Compared to many other farm animals, chickens are a breeze to keep. For the most part, a healthy diet, a clean coop, and plenty of enrichment are all you need to provide to keep your flock happy. That said, chicken keepers still need to learn the ins and outs of these responsibilities. While chickens will eat just about anything they can peck at, it’s a chicken keeper’s responsibility to ensure their diet remains safe, healthy, and nutritious. Keep your flock well-fed with these dos and don’ts of feeding your chickens.
DO Use Medicated, Age-Appropriate Feeds
While it’s true that chickens will forage for their own food, a professionally prepared feed ensures your birds get a balanced, healthy diet. You have many feed options at your disposal, so make sure each bird has an age-appropriate mixture. For example, starter feed gives chicks the extra protein they need to grow. Layer feed, on the other hand, has a higher calcium content to help your hens lay healthy, nutrient-rich eggs.
DON’T Give Them Unhealthy Scraps
Scraps can make great treats for your flock. Saving your kitchen scraps instead of throwing them away is also an excellent way to be more sustainable. That said, be careful about what you give to your chickens. Avoid anything with high sugar or salt content. Even more importantly, make sure you never toss moldy scraps to your flock. Other kitchen scraps to keep away from your chickens include:
- Avocado skins or seeds
- Raw or dry beans
- Green potatoes or tomatoes
- Citrus foods
DO Keep Feeders Clean
Feeders can be a significant source of messes in your coop. If you don’t keep them clean, they can serve as the perfect breeding ground for diseases that will quickly spread throughout your flock. Keep your chickens healthy by cleaning feeders regularly. Try to minimize spills so that your chickens aren’t eating from their coop’s bedding. Consider installing automatic chicken feeders to reduce messes and ensure every member of your flock has access to clean feed.
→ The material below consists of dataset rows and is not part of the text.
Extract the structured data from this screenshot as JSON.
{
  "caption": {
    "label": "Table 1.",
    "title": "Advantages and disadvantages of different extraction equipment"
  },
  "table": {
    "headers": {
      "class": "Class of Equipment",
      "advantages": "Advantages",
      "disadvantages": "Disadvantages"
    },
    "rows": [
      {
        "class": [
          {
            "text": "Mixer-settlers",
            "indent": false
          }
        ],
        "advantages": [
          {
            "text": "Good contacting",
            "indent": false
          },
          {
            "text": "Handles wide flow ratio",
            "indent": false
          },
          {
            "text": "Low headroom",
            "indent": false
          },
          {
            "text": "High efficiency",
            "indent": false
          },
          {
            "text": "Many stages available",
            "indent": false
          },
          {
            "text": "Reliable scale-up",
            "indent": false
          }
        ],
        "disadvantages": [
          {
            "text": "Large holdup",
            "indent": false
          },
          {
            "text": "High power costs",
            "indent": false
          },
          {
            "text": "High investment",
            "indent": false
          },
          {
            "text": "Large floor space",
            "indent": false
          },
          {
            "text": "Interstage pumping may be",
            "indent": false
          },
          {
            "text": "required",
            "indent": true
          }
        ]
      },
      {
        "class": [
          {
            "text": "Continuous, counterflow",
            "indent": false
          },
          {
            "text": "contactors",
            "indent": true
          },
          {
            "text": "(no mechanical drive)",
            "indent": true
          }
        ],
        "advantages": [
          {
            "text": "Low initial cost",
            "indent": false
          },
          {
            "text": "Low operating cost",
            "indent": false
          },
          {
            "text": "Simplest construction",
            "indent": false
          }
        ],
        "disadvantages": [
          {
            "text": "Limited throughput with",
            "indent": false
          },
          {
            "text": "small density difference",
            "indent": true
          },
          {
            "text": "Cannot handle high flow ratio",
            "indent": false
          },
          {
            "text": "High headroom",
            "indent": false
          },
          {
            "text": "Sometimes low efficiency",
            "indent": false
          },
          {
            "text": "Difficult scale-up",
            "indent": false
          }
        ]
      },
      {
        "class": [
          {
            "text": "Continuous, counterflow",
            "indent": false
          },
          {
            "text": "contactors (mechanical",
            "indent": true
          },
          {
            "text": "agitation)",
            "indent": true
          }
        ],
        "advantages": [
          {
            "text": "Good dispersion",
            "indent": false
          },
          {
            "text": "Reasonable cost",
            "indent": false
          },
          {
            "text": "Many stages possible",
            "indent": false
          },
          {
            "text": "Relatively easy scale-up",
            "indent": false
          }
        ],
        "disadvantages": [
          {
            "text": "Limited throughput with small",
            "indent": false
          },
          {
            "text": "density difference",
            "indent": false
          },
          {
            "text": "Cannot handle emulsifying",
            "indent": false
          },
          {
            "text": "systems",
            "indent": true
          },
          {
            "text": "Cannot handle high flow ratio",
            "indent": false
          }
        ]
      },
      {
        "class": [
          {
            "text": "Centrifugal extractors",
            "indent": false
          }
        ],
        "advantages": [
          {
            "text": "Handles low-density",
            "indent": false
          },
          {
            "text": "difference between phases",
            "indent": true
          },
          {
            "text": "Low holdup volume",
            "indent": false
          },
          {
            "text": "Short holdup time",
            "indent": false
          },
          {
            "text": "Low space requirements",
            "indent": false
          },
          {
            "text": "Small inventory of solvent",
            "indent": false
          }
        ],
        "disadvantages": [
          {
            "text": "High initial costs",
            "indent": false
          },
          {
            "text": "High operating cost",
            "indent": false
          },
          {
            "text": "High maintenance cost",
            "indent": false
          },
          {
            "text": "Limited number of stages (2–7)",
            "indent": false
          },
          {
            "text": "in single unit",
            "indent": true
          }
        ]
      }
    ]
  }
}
DON’T Let Food Scarcity Lead To Squabbles
Chicken flocks have a specific pecking order that determines many aspects of their daily lives, including who gets to eat first. When your birds have limited access to their feeders, they’re more likely to bicker and fight over their meals. Minimize fighting by making sure there’s enough room for everyone to reach your feeders. Whether you have a large trough or multiple smaller feeders, more access means less competition between your birds. You may also consider filling your feeders in the morning so that your birds can forage at their leisure throughout the day.